Plagued by cost overruns and claims of improper communications between the company and state regulators, Duke, in March, proposed a “hard” cap of $2.72 billion for the controversial coal gasification plant’s recoverable costs. Financing charges would add another $160 million or so, raising the total to about $2.88 billion.

The utility, a subsidiary of Charlotte, N.C.-based Duke Energy, said that would translate into an overall customer rate increase of about 16% for Edwardsport, down from the previous average of 19%. The average residential customer would pay about 14% more.

“The effect of these proposals would be to bring the project’s near-term rate impact to approximately the same level it would have been under the currently approved, $2.35 billion cost estimate,” said Duke Energy Indiana President Doug Esamann. “We believe this approach balances four important objectives: the continuing need for new power generation; modernizing Indiana’s aging power system; reducing the customer rate impact; and giving shareholders a reasonable return on their investment.”

The company’s critics were not swayed. Duke and several stakeholders, including an industrial group representing some of the utility’s largest Indiana customers, and the state’s consumer watchdog agency were wary. Last fall, they had entered into a proposed settlement with Duke that would have capped the project’s cost at $2.987 billion, including a hard cap of $2.88 billion. The company withdrew that deal from the Indiana Utility Regulatory Commission in December amid a growing ethics flap over e-mails that showed a cozy relationship existed between top Duke and IURC officials. Several officials involved in the e-mail exchanges already have lost their jobs. IURC Chairman David Hardy was fired by Republican Governor Mitch Daniels, and Duke dismissed Mike Reed, who was president of Duke Energy Indiana, and Scott Storms, a former commission general counsel and chief administrative law judge who was hired as Duke’s assistant general counsel last September. James Turner, who headed Duke’s franchised electric and natural gas businesses, resigned late last year. At least three investigations—by the FBI, Indiana Ethics Commission and Duke—are ongoing.

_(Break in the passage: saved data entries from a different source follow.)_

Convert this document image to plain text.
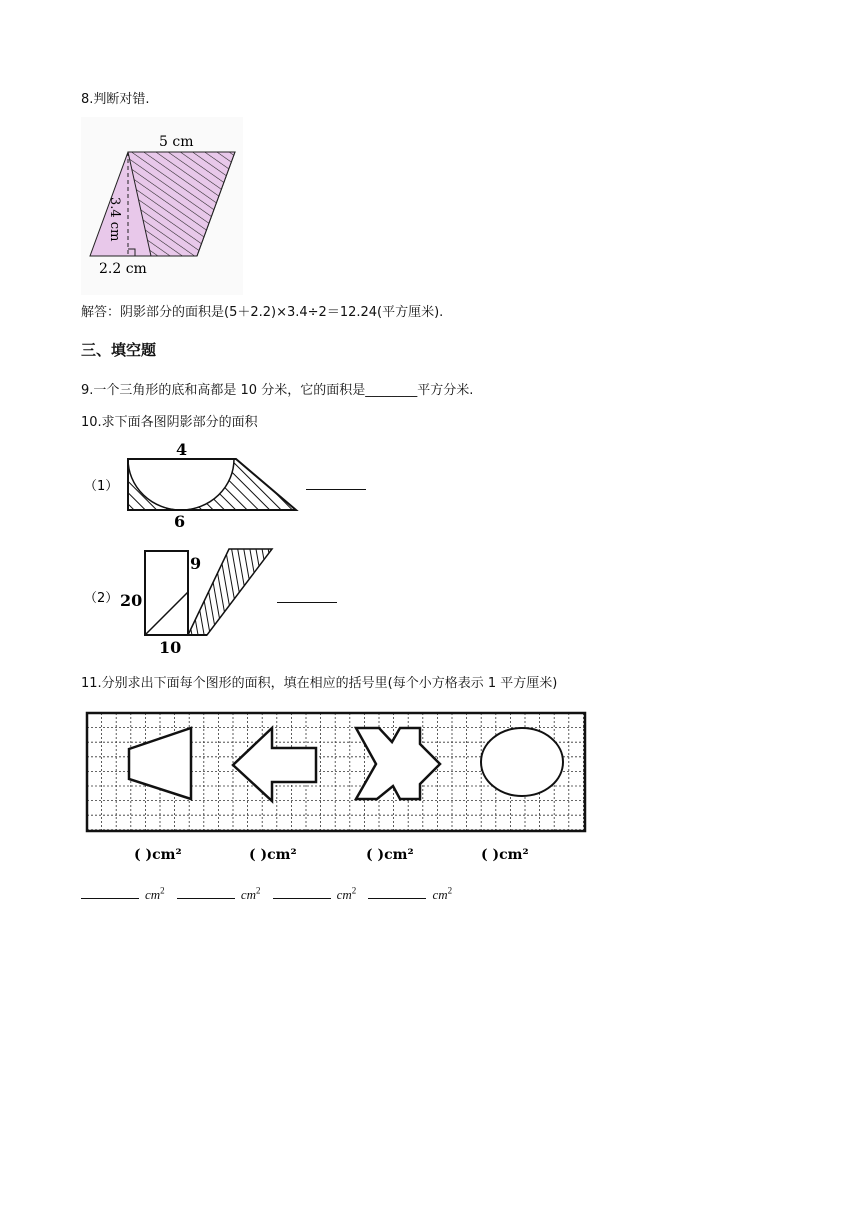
8.判断对错.
5 cm
3.4 cm
2.2 cm
解答：阴影部分的面积是(5＋2.2)×3.4÷2＝12.24(平方厘米).
三、填空题
9.一个三角形的底和高都是 10 分米，它的面积是________平方分米.
10.求下面各图阴影部分的面积
（1）
4
6
（2） 20
9
10
11.分别求出下面每个图形的面积，填在相应的括号里(每个小方格表示 1 平方厘米)
( )cm²	( )cm²	( )cm²	( )cm²
$cm^2$	$cm^2$	$cm^2$	$cm^2$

Tim Stewart, an industrial group attorney, supports the completion of Edwardsport, on which construction is about 70% finished and is scheduled to begin operating in September 2012. But he wants Duke and its shareholders to eat a larger portion of the costs—at least $500 million more than the company is proposing.

Duke remains unwavering in its support for the plant. In testimony accompanying the latest cost cap filing, James Rogers, Duke chairman, president and CEO, said, “the capacity and energy that will be provided by this project remains needed. This is particularly true in light of the prospect of large-scale coal unit retirements in our region as a result of U.S. EPA air and water regulations.”